I never thought I could attend the Eid prayer held on 10th April, a day after I clocked the definitive age of 60: I have now joined the senior citizens' rank. Not being confident I could attend the Eid prayer seems an understatement; for actually, in February, the way I was feeling within me, it was looking to me that I would not witness Ramadan, not to talk of participating in the Eid marking its end.
I easily get exhausted from the littlest of tasks, making me always gasping for air to fill my lungs. It reached a stage where I could not walk ten metres without bending down, holding my knees and inhaling from both my mouth and nose.
It all came to a head when the news of the death of my mother reached me in the early hours of January, 8. I could not walk at the Nnamdi Azikiwe International Airport, Abuja which made the flight authorities move me in a wheelchair to the base of the plane, where I climbed the stairs with great effort, stopping at the plane’s entrance to gather myself.
The same routine was enacted when our plane landed at the Malam (don’t know why they spelt it MALLAM with a double l) Aminu Kano International Airport, where I had to be wheeled to the vehicle that conveyed me to Potiskum.
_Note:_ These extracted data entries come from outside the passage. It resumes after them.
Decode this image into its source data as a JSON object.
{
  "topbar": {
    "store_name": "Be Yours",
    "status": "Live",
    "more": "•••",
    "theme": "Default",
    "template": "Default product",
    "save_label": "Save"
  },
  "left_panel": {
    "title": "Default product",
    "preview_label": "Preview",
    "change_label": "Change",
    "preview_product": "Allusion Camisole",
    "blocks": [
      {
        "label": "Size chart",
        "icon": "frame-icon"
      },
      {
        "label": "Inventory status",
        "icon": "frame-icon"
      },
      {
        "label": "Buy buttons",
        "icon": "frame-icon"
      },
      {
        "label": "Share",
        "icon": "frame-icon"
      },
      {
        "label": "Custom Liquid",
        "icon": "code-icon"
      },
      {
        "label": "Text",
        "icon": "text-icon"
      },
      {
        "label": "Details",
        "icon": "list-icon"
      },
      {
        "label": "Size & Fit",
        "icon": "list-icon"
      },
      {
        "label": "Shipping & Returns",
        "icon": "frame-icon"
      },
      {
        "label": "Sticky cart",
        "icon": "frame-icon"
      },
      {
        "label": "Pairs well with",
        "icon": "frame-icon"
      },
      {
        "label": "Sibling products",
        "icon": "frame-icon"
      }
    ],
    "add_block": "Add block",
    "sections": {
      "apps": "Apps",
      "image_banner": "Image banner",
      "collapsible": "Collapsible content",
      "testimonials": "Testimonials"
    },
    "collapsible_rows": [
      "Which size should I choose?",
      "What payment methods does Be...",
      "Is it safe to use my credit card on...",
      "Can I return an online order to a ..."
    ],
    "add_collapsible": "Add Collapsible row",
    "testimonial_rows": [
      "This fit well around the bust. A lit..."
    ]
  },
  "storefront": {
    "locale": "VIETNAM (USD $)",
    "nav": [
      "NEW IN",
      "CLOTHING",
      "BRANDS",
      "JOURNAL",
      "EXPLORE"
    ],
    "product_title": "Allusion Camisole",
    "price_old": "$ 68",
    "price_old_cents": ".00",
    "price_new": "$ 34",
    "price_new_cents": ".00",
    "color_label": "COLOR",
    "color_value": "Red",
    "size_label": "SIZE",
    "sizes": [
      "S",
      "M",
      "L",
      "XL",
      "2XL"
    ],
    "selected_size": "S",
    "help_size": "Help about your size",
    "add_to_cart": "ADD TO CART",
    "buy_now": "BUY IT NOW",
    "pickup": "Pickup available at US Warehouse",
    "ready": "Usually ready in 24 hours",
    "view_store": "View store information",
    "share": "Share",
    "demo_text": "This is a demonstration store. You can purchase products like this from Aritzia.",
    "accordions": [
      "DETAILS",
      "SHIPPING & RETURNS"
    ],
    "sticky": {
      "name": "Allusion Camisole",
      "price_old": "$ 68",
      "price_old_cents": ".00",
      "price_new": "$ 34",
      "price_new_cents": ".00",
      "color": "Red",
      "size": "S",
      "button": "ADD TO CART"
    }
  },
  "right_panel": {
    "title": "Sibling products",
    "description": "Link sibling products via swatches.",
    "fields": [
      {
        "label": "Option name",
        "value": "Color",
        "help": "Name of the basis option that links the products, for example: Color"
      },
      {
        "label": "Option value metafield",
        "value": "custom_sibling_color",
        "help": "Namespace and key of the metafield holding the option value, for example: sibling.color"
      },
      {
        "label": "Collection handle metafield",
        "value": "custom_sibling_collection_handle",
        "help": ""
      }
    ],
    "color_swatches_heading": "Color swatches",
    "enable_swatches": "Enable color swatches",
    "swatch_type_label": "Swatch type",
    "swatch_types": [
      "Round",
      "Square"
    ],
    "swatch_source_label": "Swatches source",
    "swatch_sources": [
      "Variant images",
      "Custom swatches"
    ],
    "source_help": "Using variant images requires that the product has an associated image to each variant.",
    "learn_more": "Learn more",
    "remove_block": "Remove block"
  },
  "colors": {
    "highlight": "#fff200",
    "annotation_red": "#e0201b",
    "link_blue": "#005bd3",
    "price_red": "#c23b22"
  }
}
To ease my difficulty, I had to be injected intravenously with bronchodilators on the three-hour journey.
Throughout the week I was at Potiskum for her seven-day prayers, I was ensconced in my room and couldn’t be at the family house where the main gathering took place. And I became dependent on my wives for many things a healthy person would do for himself.
And it is not as if I had not sought medical attention. God knows I had always advocated for our leaders to attend hospitals at home. I did the same. Some seven years ago I went to the Asokoro General Hospital where an x-ray was done for me. They said there was nothing wrong, but I knew something was wrong with me. Even then, I started feeling exhausted because I could not do what I normally did easily. And it had nothing to do with ageing.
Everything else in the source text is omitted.